ILLINOIS APPELLATE COURT SECOND DISTRICT (1ST DIVISION)
DECEMBER 20, 1974.
THE VILLAGE OF MUNDELEIN, PLAINTIFF-APPELLEE,
HARRY TURK, DEFENDANT-APPELLANT.
APPEAL from the Circuit Court of Lake County; the Hon. EUGENE
T. DALY, Judge, presiding.
MR. JUSTICE GUILD DELIVERED THE OPINION OF THE COURT:
The defendant herein appeals from an order of the trial court denying his motion, made within 30 days, to vacate a default judgment.
The complaint herein charges the defendant with allowing occupancy of a building in the Village of Mundelein without first obtaining a certificate of compliance from the building inspector in violation of the ordinance of the Village of Mundelein. The complaint was set for hearing on Wednesday, January 3, 1973. At 2 o'clock in the afternoon of January 2 defendant's attorney called the attorney for the Village and requested that the matter be continued from January 3, as defendant's attorney had a criminal jury trial scheduled for that date. At 10 minutes to 5 the attorney for the Village called defendant's attorney, who had left for the day. The Village attorney advised the defendant's attorney's secretary that he would not continue the matter. The next morning defendant's attorney was advised of this and he immediately called the trial court about 10 o'clock in the morning. He was then advised that the Village attorney had entered a default judgment against his client. A motion was filed in the trial court to set aside the default, accompanied by an affidavit setting forth the above facts and alleging a good and meritorious defense and the exercise of due diligence, and was heard on January 19. The affidavit further stated the defendant did not allow occupancy of the premises as alleged in the complaint. The trial court denied the motion to set aside the default on the basis that the attorney for the defendant was not diligent. This appeal followed.

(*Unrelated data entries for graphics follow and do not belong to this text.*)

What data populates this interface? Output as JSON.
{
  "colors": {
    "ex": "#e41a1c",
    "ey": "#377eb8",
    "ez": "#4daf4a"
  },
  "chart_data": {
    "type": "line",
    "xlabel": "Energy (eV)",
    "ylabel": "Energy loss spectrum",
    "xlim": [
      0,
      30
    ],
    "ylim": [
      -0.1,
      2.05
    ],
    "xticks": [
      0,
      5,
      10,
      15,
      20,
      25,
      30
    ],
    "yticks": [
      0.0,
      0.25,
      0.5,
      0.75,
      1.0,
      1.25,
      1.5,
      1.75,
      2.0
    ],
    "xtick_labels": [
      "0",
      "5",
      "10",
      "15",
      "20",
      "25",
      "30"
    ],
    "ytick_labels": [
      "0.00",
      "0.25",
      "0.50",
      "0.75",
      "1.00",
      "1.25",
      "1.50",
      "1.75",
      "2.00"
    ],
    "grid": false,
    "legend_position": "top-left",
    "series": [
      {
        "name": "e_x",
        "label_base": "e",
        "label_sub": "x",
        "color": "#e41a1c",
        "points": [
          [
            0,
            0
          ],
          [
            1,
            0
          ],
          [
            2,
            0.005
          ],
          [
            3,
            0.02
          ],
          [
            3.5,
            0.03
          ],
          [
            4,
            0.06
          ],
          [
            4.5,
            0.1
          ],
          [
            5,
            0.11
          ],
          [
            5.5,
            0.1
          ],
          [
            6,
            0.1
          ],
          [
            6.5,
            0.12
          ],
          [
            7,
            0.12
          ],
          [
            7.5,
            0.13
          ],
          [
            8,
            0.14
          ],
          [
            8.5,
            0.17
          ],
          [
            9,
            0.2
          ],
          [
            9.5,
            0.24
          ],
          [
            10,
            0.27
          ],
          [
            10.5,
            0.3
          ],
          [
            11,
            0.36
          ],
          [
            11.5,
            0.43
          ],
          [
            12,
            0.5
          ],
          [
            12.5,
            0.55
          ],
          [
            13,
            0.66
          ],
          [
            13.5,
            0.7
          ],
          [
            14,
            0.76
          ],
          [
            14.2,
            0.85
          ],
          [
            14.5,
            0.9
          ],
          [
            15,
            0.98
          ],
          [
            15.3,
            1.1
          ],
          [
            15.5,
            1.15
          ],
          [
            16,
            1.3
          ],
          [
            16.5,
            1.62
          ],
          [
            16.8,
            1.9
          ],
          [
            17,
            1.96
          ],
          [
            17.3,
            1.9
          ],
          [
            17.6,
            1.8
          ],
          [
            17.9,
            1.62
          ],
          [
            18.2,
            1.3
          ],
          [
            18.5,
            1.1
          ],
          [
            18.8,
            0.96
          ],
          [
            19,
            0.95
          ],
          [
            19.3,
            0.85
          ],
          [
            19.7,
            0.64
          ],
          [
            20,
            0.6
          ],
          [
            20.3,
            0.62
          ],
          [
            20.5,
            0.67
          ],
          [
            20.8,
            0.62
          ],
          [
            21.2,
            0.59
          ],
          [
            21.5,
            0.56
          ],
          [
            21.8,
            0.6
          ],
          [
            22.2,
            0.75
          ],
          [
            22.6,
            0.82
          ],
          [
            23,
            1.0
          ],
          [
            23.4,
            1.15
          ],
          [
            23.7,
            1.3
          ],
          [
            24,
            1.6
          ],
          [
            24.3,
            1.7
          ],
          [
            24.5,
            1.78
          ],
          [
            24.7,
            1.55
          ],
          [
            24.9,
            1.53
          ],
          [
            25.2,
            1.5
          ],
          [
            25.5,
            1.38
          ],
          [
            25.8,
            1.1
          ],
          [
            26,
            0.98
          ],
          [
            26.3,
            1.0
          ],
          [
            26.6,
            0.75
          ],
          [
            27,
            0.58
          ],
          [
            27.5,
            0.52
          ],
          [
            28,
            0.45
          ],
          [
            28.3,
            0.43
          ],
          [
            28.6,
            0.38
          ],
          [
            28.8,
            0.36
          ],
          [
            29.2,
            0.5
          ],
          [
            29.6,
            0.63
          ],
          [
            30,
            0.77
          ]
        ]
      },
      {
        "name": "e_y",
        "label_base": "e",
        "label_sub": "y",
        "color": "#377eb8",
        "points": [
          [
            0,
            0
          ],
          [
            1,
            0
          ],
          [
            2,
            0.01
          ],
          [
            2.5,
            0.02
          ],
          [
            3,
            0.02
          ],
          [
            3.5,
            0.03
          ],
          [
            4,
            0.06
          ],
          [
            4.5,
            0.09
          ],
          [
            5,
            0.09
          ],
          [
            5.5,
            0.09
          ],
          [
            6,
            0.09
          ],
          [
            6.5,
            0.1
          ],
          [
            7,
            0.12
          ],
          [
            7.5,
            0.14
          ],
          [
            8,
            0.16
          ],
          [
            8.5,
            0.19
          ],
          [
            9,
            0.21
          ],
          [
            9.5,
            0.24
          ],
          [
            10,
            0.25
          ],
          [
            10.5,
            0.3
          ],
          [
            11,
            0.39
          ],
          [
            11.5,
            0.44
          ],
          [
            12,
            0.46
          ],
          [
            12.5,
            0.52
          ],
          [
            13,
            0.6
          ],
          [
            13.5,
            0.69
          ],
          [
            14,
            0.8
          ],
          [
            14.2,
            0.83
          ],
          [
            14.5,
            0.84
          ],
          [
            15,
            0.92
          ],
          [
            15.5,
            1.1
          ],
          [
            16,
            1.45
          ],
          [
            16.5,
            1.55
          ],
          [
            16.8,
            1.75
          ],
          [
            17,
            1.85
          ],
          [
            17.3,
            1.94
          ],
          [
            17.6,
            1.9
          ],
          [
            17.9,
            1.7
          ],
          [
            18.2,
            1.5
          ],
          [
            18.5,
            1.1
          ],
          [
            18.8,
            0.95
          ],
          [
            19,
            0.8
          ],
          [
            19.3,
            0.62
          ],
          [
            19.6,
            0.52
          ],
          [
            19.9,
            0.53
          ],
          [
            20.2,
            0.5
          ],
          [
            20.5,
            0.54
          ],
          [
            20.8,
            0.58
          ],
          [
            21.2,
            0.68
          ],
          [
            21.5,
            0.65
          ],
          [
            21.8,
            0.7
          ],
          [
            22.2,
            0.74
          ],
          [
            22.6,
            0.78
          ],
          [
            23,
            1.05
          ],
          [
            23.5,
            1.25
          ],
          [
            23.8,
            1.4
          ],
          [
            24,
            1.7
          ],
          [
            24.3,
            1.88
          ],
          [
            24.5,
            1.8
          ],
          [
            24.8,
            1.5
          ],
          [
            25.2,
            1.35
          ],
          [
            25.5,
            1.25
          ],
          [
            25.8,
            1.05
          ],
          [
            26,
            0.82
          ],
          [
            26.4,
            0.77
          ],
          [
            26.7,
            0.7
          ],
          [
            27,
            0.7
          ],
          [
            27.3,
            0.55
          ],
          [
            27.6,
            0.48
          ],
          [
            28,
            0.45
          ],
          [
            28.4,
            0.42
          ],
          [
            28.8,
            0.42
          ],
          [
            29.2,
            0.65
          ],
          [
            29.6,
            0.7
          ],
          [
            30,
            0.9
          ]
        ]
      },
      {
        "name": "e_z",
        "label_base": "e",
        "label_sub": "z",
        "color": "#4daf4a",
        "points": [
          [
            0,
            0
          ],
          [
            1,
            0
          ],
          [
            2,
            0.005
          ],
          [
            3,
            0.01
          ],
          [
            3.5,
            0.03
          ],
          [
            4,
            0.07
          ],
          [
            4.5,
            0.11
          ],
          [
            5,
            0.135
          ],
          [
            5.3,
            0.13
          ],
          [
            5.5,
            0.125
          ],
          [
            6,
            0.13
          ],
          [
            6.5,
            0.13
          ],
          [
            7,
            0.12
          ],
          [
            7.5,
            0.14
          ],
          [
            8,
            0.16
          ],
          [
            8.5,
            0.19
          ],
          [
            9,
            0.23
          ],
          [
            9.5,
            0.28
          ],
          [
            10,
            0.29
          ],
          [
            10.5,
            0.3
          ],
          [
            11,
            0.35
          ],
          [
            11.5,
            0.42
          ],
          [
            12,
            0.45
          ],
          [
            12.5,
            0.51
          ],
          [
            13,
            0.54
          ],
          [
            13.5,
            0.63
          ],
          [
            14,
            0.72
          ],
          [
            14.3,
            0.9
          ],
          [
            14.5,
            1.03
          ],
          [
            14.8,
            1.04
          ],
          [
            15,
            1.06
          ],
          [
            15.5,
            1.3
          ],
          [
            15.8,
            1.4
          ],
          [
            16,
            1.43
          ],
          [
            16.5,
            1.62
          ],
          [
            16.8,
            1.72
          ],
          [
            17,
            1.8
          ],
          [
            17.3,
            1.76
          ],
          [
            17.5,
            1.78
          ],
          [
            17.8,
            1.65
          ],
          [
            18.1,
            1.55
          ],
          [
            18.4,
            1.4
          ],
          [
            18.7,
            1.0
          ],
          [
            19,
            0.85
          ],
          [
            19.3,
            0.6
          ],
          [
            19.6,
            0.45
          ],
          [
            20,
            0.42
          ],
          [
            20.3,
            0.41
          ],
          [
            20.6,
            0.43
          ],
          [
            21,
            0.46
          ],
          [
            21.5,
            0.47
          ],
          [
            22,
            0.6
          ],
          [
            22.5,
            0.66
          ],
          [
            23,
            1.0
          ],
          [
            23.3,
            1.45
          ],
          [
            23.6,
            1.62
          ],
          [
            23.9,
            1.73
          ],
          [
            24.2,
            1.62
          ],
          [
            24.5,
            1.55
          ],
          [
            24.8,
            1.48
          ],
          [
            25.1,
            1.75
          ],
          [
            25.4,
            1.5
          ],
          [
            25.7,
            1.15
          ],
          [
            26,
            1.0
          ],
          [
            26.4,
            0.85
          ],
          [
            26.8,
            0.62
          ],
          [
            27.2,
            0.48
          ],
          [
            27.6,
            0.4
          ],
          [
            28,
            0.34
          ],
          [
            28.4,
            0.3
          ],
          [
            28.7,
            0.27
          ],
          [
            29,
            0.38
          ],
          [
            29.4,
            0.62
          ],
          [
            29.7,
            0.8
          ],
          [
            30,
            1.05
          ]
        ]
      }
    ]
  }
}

The precise question presented herein was ruled upon by this court in Knight v. Kenilworth Insurance Co. (1971), 2 Ill. App.3d 493, 275 N.E.2d 470. Unlike the instant case, however, the defendant in Knight did not appear or contact the attorney for the plaintiff. Default judgment was entered on January 19, 1971, and 3 days later defendant's attorney filed a motion to set aside the default, accompanied by an affidavit. In the instant case the attorney for the defendant did, in fact, contact the attorney for the Village, who refused to grant the continuance requested.
• 1 We do not deem it necessary to cite in detail from the Knight case, except to state "* * * trial court should be liberal in setting aside default orders within term time when it appears that justice will be promoted." (2 Ill. App.3d 493, 495.) There appears to be considerable confusion about the setting aside of default orders within term time and motion to set aside a default order entered after term time. Under the Civil Practice Act (Ill. Rev. Stat. 1971, ch. 110, par. 50(5)) it is no longer necessary, as we have previously stated, that a meritorious defense or due diligence be shown in order to effectuate the vacation of the default order. The test appears to be whether or not substantial justice will be served by the setting aside of the default when the motion therefor is made within term time. While it is true that a meritorious defense and due diligence are highly desirable as a part of the test, the real determination to be made is whether or not substantial justice will be done. The Supreme Court of Illinois recognized this in People ex rel. Reid v. Adkins (1971), 48 Ill.2d 402, 406, 270 N.E.2d 841, where that court stated, in referring to the pertinent provision here involved of the Civil Practice Act (Ill. Rev. Stat. 1969, ch. 110, par. 50(5):
"Under this section, it is no longer necessary that such relief be sought on the precise grounds that there is a meritorious defense and a reasonable excuse for not having timely asserted such defense. The overriding consideration now is whether or not substantial justice is being done between the litigants and whether it is reasonable, under the circumstances, to compel the other party to go to trial on the merits."
• 2 In the case before us the affidavit, not denied by the Village, states that the defendant did not allow occupancy of the premises in violation of the Village ordinance. We fail to see how the Village as plaintiff would be prejudiced in any manner by a hearing upon the merits of the complaint herein. While it is true that under this statutory provision the vacation of a default judgment is within the sound discretion of the trial court, we believe that the trial court did, in fact, abuse that discretion under the factual situation herein presented to us. The order denying the vacation of the default judgment is, therefore, reversed and the matter is remanded for trial on the merits.
Reversed and remanded.
SEIDENFELD, P.J., and HALLETT, J., concur.